It is thought that the limit of reconstruction of protolanguages is about 10000 years. Beyond that time, it is almost impossible to detect any similarities between languages above background noise. Have a look at www.zompist.com/chance.htm. He calculates the probability of words being similar between languages by pure statistical chance, and the results are striking. There is a very high probability of hundreds of words from a dictionary being similar, especially if the criteria are relaxed for either pronunciation or meaning. It doesn't look good for your relation of Hungarian and Chinese based on one word, and also shows the huge difficulty in proving the claims of the Nostratic theory just on lexical comparison. I once gave a lift to a hitchiker who had proved entirely to his own satisfaction that Scots Gaelic and Hebrew were the same language from comparisons of several dozen words and I have also seen books claiming that either Hebrew or Arabic, as being the perfect holy language, is the ancestor of all other languages on Earth. Never mind the umpteen studies which have shown relationships between Basque and every other language isolate in the world, from Caucasian to Native American to Sumerian.

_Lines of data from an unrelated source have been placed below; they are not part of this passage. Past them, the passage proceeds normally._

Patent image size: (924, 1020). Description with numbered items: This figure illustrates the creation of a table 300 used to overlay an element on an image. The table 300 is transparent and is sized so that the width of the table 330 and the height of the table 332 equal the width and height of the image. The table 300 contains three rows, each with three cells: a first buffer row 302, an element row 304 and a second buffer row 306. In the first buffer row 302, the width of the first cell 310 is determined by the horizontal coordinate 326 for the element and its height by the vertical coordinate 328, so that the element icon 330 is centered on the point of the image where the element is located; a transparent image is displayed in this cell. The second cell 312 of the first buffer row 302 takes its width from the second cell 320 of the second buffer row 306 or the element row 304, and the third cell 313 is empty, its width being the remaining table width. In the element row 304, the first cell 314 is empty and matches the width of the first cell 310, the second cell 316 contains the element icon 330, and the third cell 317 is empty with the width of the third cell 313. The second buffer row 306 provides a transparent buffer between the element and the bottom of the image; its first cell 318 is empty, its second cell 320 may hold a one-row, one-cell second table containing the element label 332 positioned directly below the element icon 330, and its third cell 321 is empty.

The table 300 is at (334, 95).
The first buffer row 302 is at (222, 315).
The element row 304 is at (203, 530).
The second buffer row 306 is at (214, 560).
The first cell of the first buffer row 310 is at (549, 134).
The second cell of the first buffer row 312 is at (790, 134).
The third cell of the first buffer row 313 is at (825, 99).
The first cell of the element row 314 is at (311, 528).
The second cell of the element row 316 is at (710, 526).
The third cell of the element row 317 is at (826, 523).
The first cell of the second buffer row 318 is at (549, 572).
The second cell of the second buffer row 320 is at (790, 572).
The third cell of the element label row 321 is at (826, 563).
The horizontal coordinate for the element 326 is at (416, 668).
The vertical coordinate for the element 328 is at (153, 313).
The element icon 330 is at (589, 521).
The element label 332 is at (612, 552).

There is one study which has used the full statistical apparatus of evolutionary theory to create a very plausible family tree for Indo-European languages going back to about 9000 years without assuming the usual groups such as Romance, Germanic etc. It shows just how complex the problem is. It was published in Nature in 2003 (volume 426, pp435-9). The results are fascinating for anyone with an interest in the history of these languages, as they give probabilities of the standard language groupings being actually true. Comfortingly, most suggested associations do hold up, so the field is not entirely based on egos and guesswork (though there is a lot of that).